Lamine Bangoura, tué par la police pour un impayé de loyer. Mardi 16 mars, la chambre des mises en accusation de Gand décide que les huit policiers qui ont participé à l’expulsion où Lamine Bangoura a perdu la vie, n’ont pas à en répondre devant la justice. Les parents survivants vont faire appel à la Cour de Cassation.

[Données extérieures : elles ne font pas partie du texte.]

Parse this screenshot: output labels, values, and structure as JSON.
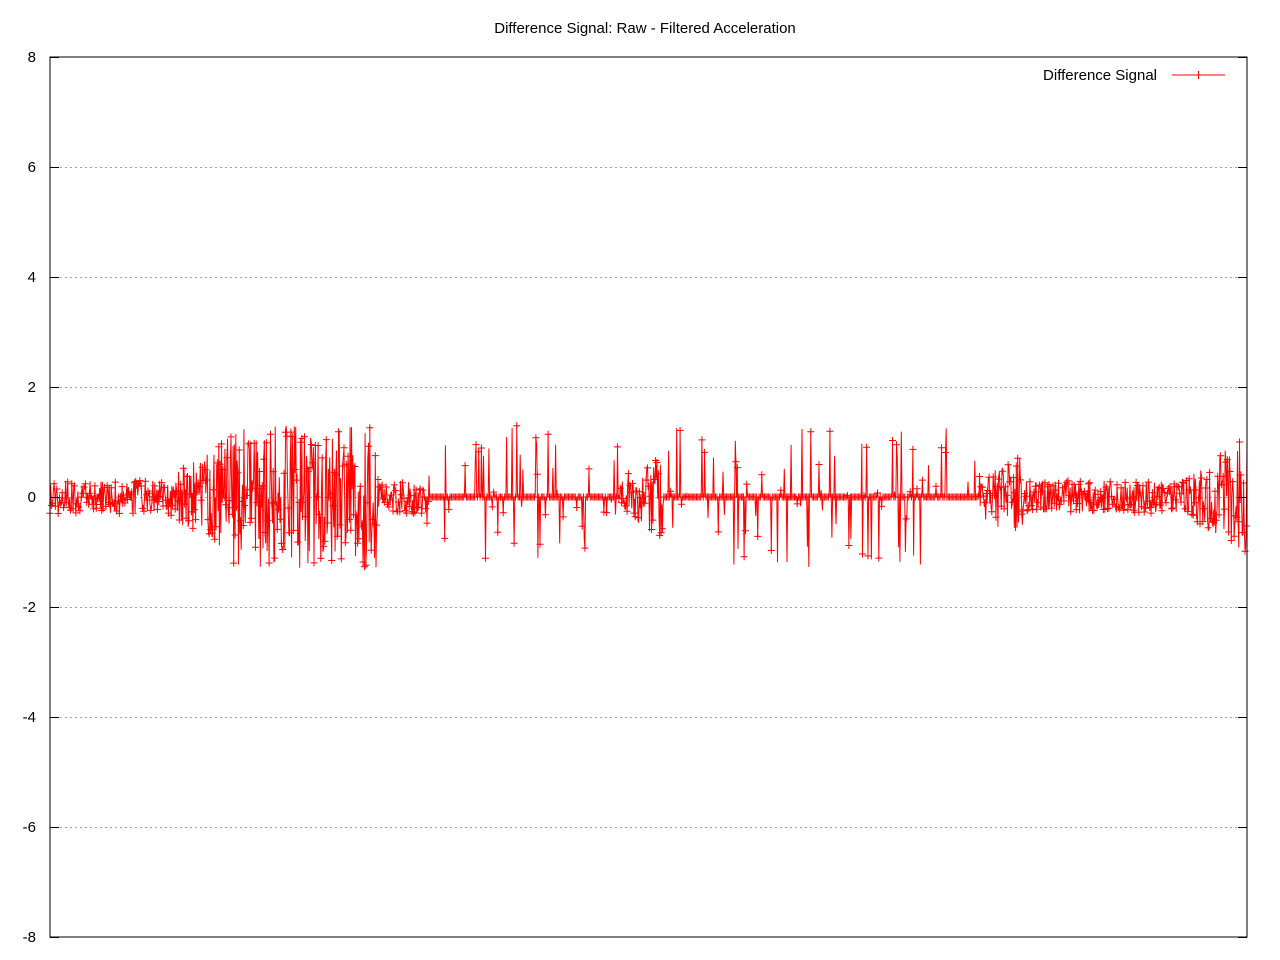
{
  "chart_data": {
    "type": "line",
    "title": "Difference Signal: Raw - Filtered Acceleration",
    "xlabel": "",
    "ylabel": "",
    "ylim": [
      -8,
      8
    ],
    "yticks": [
      {
        "value": 8,
        "label": "8"
      },
      {
        "value": 6,
        "label": "6"
      },
      {
        "value": 4,
        "label": "4"
      },
      {
        "value": 2,
        "label": "2"
      },
      {
        "value": 0,
        "label": "0"
      },
      {
        "value": -2,
        "label": "-2"
      },
      {
        "value": -4,
        "label": "-4"
      },
      {
        "value": -6,
        "label": "-6"
      },
      {
        "value": -8,
        "label": "-8"
      }
    ],
    "grid": true,
    "legend_position": "top-right",
    "series": [
      {
        "name": "Difference Signal",
        "color": "#ff0000",
        "marker": "plus",
        "segments": [
          {
            "count": 176,
            "pattern": "low",
            "start": 0.0,
            "end": 0.0
          },
          {
            "count": 88,
            "pattern": "oscillating",
            "start": 0.0,
            "end": 1.0
          },
          {
            "count": 220,
            "pattern": "burst",
            "start": 1.0,
            "end": 0.5
          },
          {
            "count": 66,
            "pattern": "low",
            "start": 0.5,
            "end": 0.0
          },
          {
            "count": 286,
            "pattern": "sparse",
            "start": 0.0,
            "end": 0.0
          },
          {
            "count": 66,
            "pattern": "oscillating",
            "start": 0.0,
            "end": 0.5
          },
          {
            "count": 132,
            "pattern": "sparse",
            "start": 0.0,
            "end": 0.0
          },
          {
            "count": 330,
            "pattern": "sparse",
            "start": 0.0,
            "end": 0.0
          },
          {
            "count": 66,
            "pattern": "oscillating",
            "start": 0.0,
            "end": 0.5
          },
          {
            "count": 242,
            "pattern": "low",
            "start": 0.0,
            "end": 0.0
          },
          {
            "count": 88,
            "pattern": "oscillating",
            "start": 0.0,
            "end": 1.0
          }
        ],
        "peak_amplitude": 1.3,
        "notes_range": [
          -1.3,
          1.3
        ]
      }
    ]
  }
}
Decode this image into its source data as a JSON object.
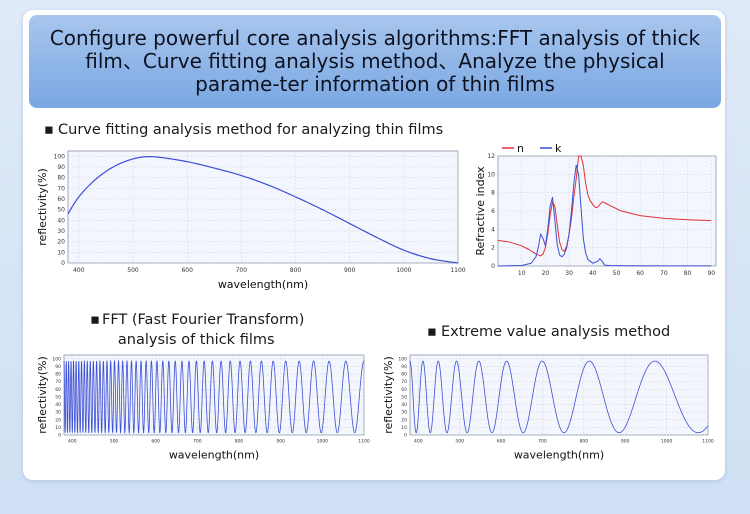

Pour soutenir la famille qui doit rassembler 30 000€ pour récupérer le corps et en plus de cela verser des frais de justice aux 8 policiers : https://www.leetchi.com/c/justice-for-lamine
Le 7 mai 2018, Lamine Bangoura est mort asphyxié lors d’une intervention policière à son domicile de Roulers, en Flandre Orientale. Tout cela pour un impayé de loyer et un ordre d’expulsion dont le jeune homme n’avait même pas connaissance.
Ce jour-là, Lamine est endormi quand l’huissier de justice, son assistant et deux agents de police sonnent à son domicile. Lamine ne comprend pas ce que lui ordonne l’huissier, car il n’a pas relevé son courrier, dont la lettre d’expulsion. Les choses « tournent mal » et les policiers appellent du renfort. Ils se retrouvent à huit personnes pour expulser le jeune homme.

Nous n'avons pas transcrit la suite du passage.